MINANGKABAUNEWS, BUKITTINGGI — Dalam khutbah Jumat yang penuh hikmah, Ketua Umum Majelis Ulama Indonesia (MUI) Sumatera Barat, Buya Dr. Gusrizal Gazahar Datuak Palimo Basa, mengajak umat Islam untuk menghidupkan kembali peran masjid tidak hanya sebagai tempat ibadah fisik, tetapi juga pusat penguatan spiritual pasca-Ramadan. Khutbah ini menanggapi fenomena masjid yang ramai selama bulan suci, namun kembali sepi setelah memasuki Syawal.
Buya Gusrizal menyoroti pergeseran antusiasme jamaah usai Ramadan. “Azan yang semula disambut dengan gegap gempita, kini kerap diabaikan. Padahal, memenuhi panggilan salat berjamaah, khususnya bagi laki-laki, adalah kewajiban yang tak boleh surut,” tegasnya. Beliau mengingatkan sabda Rasulullah SAW tentang tujuh golongan yang akan mendapat naungan Allah di hari akhir, termasuk mereka yang hatinya senantiasa terhubung dengan masjid.

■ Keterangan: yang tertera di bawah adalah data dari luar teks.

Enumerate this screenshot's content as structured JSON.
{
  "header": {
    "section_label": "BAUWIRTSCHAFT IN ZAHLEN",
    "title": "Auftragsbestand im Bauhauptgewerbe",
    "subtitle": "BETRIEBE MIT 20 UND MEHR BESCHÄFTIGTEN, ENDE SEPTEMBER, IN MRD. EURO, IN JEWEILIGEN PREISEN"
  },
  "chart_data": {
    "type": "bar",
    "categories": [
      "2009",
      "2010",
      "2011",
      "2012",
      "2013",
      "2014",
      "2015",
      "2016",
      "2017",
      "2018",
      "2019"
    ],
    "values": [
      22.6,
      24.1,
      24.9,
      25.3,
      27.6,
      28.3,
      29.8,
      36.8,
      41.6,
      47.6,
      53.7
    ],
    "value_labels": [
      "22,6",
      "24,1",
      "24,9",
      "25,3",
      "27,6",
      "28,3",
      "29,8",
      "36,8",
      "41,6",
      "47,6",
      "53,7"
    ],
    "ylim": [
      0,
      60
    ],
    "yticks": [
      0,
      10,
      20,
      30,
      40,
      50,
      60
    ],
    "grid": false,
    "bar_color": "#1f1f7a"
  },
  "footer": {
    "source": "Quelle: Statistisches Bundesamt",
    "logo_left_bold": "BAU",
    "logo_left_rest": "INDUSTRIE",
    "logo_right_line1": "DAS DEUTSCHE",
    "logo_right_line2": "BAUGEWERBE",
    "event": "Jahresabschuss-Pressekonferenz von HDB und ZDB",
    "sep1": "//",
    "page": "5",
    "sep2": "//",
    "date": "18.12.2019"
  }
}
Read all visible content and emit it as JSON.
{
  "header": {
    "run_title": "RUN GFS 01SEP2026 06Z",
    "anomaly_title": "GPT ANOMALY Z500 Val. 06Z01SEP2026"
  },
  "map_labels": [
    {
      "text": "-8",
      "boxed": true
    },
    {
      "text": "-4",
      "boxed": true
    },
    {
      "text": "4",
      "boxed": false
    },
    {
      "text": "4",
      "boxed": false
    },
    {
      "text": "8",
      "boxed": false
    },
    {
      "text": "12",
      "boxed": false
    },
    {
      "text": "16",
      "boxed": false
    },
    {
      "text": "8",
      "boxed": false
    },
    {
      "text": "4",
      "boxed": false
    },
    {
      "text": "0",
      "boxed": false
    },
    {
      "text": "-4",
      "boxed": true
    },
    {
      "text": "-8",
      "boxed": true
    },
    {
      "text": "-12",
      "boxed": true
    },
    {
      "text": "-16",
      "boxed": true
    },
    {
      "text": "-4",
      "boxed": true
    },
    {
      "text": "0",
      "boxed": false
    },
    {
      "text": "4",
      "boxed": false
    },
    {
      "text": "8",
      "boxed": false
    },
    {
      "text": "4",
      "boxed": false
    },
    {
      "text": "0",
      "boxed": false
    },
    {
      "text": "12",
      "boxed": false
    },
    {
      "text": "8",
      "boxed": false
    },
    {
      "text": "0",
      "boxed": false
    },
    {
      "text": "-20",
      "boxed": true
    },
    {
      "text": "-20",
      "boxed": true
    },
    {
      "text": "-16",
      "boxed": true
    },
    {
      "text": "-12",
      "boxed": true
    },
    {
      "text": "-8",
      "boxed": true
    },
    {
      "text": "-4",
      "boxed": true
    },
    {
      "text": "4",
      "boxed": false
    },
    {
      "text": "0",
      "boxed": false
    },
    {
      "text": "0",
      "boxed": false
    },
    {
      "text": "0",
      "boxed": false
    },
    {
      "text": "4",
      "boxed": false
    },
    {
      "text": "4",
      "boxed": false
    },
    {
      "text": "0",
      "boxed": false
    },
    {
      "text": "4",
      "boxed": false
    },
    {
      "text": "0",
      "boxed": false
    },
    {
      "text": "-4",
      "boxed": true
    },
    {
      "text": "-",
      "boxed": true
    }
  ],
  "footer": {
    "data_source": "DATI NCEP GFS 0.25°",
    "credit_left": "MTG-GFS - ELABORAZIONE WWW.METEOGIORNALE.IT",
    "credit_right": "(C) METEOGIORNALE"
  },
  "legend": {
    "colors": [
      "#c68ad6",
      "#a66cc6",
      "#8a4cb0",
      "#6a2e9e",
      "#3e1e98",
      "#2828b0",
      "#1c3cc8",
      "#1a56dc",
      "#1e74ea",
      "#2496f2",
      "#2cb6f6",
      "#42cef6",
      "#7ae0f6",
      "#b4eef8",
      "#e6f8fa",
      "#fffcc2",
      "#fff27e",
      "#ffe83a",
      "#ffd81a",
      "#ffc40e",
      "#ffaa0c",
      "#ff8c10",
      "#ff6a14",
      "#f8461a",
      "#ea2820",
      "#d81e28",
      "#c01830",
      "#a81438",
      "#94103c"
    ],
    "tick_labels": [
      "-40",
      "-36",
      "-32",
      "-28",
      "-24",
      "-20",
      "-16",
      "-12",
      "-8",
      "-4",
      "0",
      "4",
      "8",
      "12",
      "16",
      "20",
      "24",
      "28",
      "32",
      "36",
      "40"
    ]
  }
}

Khutbah tersebut diwarnai kisah simbolis Ustuanah Al-Mukhallaqah, tiang bersejarah di Masjid Nabawi yang dikenal sebagai tempat Rasulullah SAW salat. Suatu hari, Nabi menemukan dahak menempel pada tiang tersebut. Tanpa ragu, seorang sahabat segera membersihkannya dan memberi wewangian, melahirkan tradisi pengharum masjid hingga kini. “Ini mencerminkan sikap para sahabat yang menjunjung tinggi kesucian rumah Allah,” ujar Buya Gusrizal.

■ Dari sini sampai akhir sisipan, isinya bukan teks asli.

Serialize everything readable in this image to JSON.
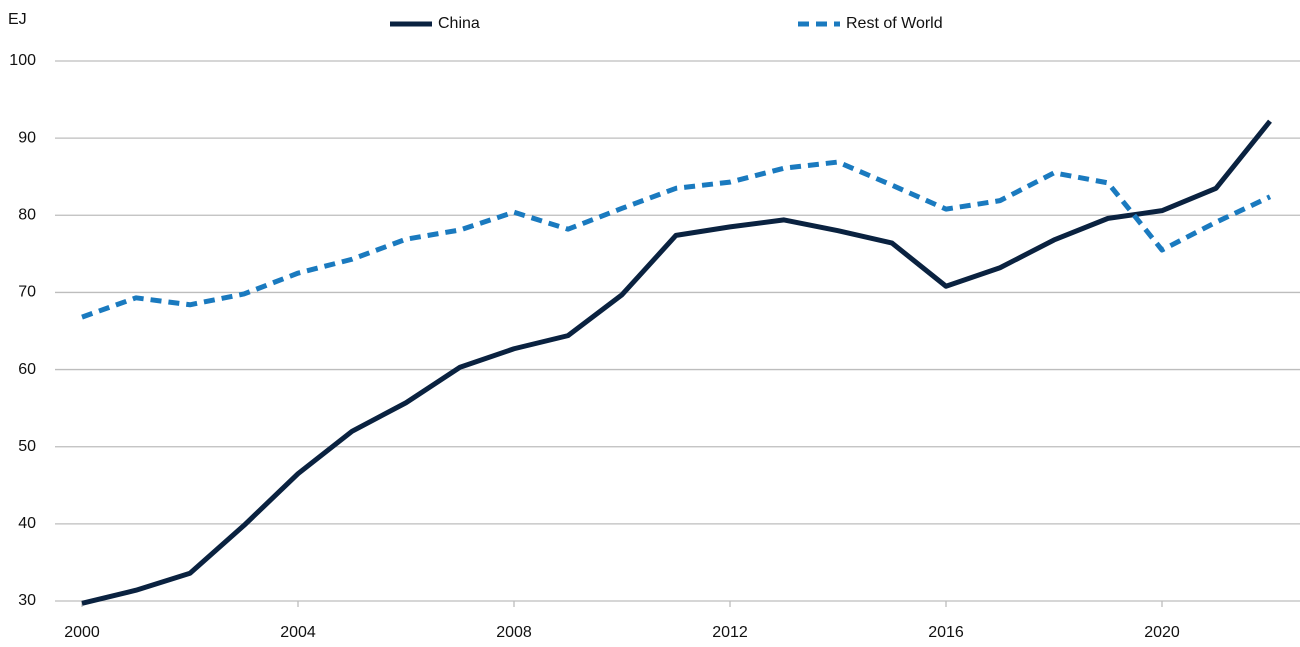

Mengutip Surah At-Taubah ayat 18, Buya Dr. Gusrizal menegaskan bahwa memakmurkan masjid tidak hanya tentang pembangunan fisik, tetapi juga pengisiannya dengan aktivitas bernilai spiritual. “Kaum musyrik Quraisy pernah membangun Ka’bah, namun Allah menyatakan mereka gagal memakmurkannya karena tidak menghidupkan nilai tauhid,” jelasnya. Beliau menekankan pentingnya menghadirkan masjid sebagai ruang salat, zikir, dan menuntut ilmu (imarah maknawiyah), yang menjadi fondasi penguatan iman.
Kisah mengharukan Ali bin Abi Thalib yang tidur di masjid setelah berselisih paham dengan Fatimah binti Rasulullah SAW turut diangkat. Nabi Muhammad SAW kemudian menjumpainya, membersihkan debu dari tubuh Ali, dan memanggilnya dengan penuh kelembutan, “Abu Turab” (Bapak Tanah). “Ini mengajarkan bahwa masjid adalah tempat merenung dan menyucikan hati di tengah kegelisahan duniawi,” papar Buya Gusrizal.

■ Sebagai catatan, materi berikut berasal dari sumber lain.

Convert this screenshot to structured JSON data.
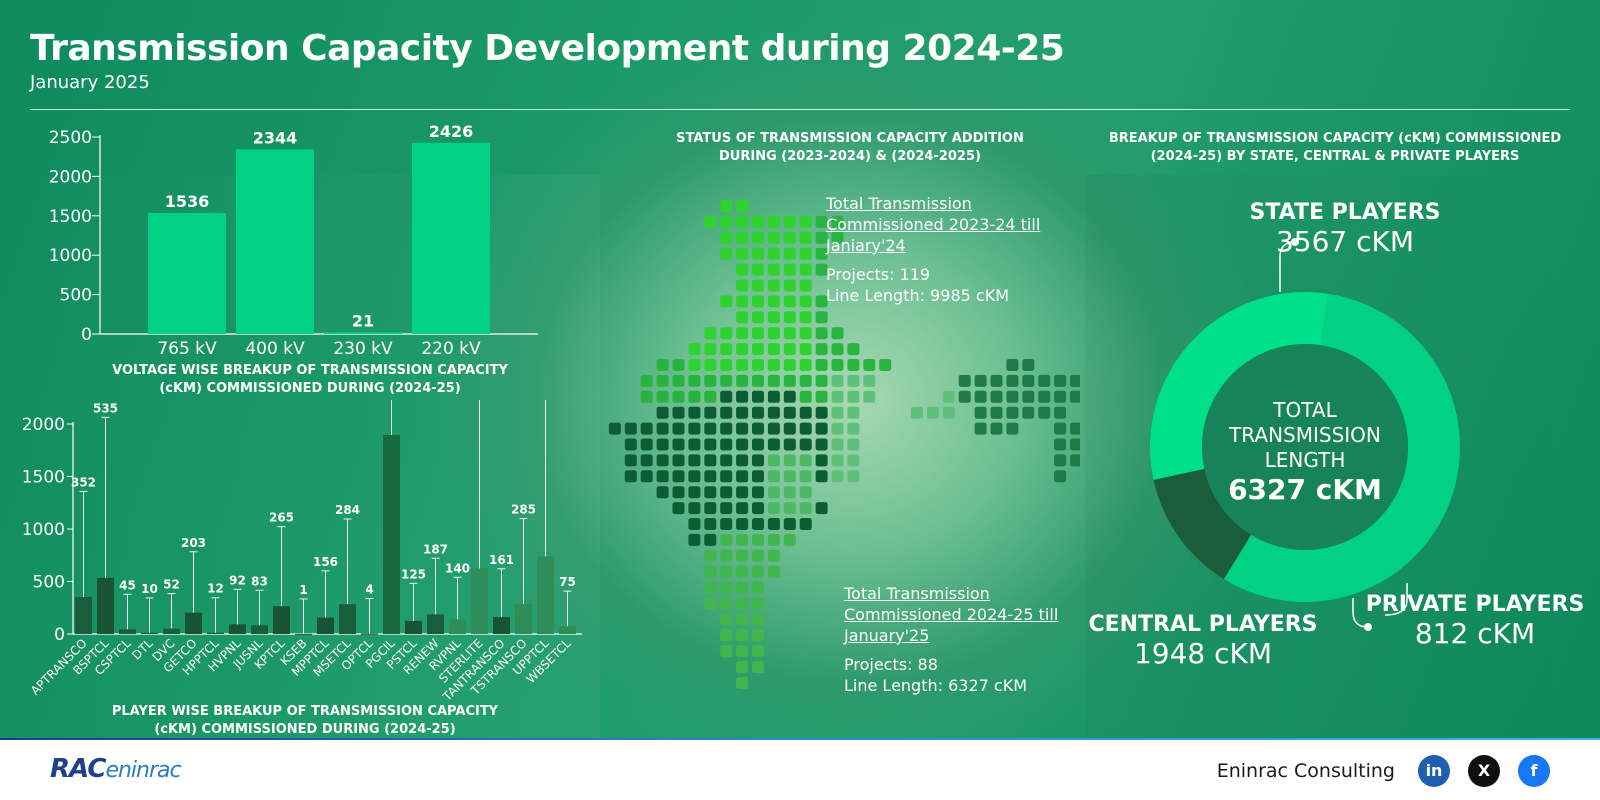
{
  "title": "Transmission Capacity Development during 2024-25",
  "subtitle": "January 2025",
  "colors": {
    "bright_green": "#00d183",
    "dark_green": "#1a5d3a",
    "mid_green": "#2b8a55",
    "map_light": "#2fd32f",
    "map_dark": "#0d5d34",
    "map_mid": "#3fae5c"
  },
  "chart_data": [
    {
      "type": "bar",
      "title": "VOLTAGE WISE BREAKUP OF TRANSMISSION CAPACITY (cKM) COMMISSIONED DURING (2024-25)",
      "categories": [
        "765 kV",
        "400 kV",
        "230 kV",
        "220 kV"
      ],
      "values": [
        1536,
        2344,
        21,
        2426
      ],
      "ylim": [
        0,
        2500
      ],
      "yticks": [
        0,
        500,
        1000,
        1500,
        2000,
        2500
      ],
      "grid": false
    },
    {
      "type": "bar",
      "title": "PLAYER WISE BREAKUP OF TRANSMISSION CAPACITY (cKM) COMMISSIONED DURING (2024-25)",
      "categories": [
        "APTRANSCO",
        "BSPTCL",
        "CSPTCL",
        "DTL",
        "DVC",
        "GETCO",
        "HPPTCL",
        "HVPNL",
        "JUSNL",
        "KPTCL",
        "KSEB",
        "MPPTCL",
        "MSETCL",
        "OPTCL",
        "PGCIL",
        "PSTCL",
        "RENEW",
        "RVPNL",
        "STERLITE",
        "TANTRANSCO",
        "TSTRANSCO",
        "UPPTCL",
        "WBSETCL"
      ],
      "values": [
        352,
        535,
        45,
        10,
        52,
        203,
        12,
        92,
        83,
        265,
        1,
        156,
        284,
        4,
        1896,
        125,
        187,
        140,
        625,
        161,
        285,
        739,
        75
      ],
      "ylim": [
        0,
        2000
      ],
      "yticks": [
        0,
        500,
        1000,
        1500,
        2000
      ],
      "error_bars": true,
      "grid": false
    },
    {
      "type": "pie",
      "title": "BREAKUP OF TRANSMISSION CAPACITY (cKM) COMMISSIONED (2024-25) BY STATE, CENTRAL & PRIVATE PLAYERS",
      "slices": [
        {
          "label": "STATE PLAYERS",
          "value": 3567,
          "display": "3567 cKM"
        },
        {
          "label": "PRIVATE PLAYERS",
          "value": 812,
          "display": "812 cKM"
        },
        {
          "label": "CENTRAL PLAYERS",
          "value": 1948,
          "display": "1948 cKM"
        }
      ],
      "center": {
        "line1": "TOTAL",
        "line2": "TRANSMISSION",
        "line3": "LENGTH",
        "total": "6327 cKM"
      }
    }
  ],
  "captions": {
    "voltage": "VOLTAGE WISE BREAKUP OF TRANSMISSION CAPACITY (cKM) COMMISSIONED DURING (2024-25)",
    "player": "PLAYER WISE BREAKUP OF TRANSMISSION CAPACITY (cKM) COMMISSIONED DURING (2024-25)",
    "map": "STATUS OF TRANSMISSION CAPACITY ADDITION DURING (2023-2024) & (2024-2025)",
    "donut": "BREAKUP OF TRANSMISSION CAPACITY (cKM) COMMISSIONED (2024-25) BY STATE, CENTRAL & PRIVATE PLAYERS"
  },
  "map": {
    "block1": {
      "heading": "Total Transmission Commissioned 2023-24 till Janiary'24",
      "projects": "Projects: 119",
      "length": "Line Length: 9985 cKM"
    },
    "block2": {
      "heading": "Total Transmission Commissioned 2024-25 till January'25",
      "projects": "Projects: 88",
      "length": "Line Length: 6327 cKM"
    }
  },
  "footer": {
    "company": "Eninrac Consulting",
    "logo_main": "RAC",
    "logo_sub": "eninrac",
    "social": [
      "linkedin-icon",
      "x-icon",
      "facebook-icon"
    ]
  }
}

Di penghujung khutbah, Buya Dr. Gusrizal mengajak umat Islam menjadikan masjid sebagai pusat ketenangan dan solusi masalah. “Jangan biarkan masjid lengang. Kembalilah, karena di sinilah dakwah dan pencerahan dimulai,” serunya. Beliau menegaskan, kecintaan pada masjid adalah cerminan keimanan sekaligus persiapan menuju kehidupan akhirat.
Pesan ini diharapkan menjadi pengingat agar umat Islam tidak hanya memakmurkan masjid secara fisik, tetapi juga menjaga keberkahan spiritualnya sepanjang tahun. Dengan demikian, masjid akan tetap menjadi mercusuar cahaya Ilahi di tengah dinamika zaman.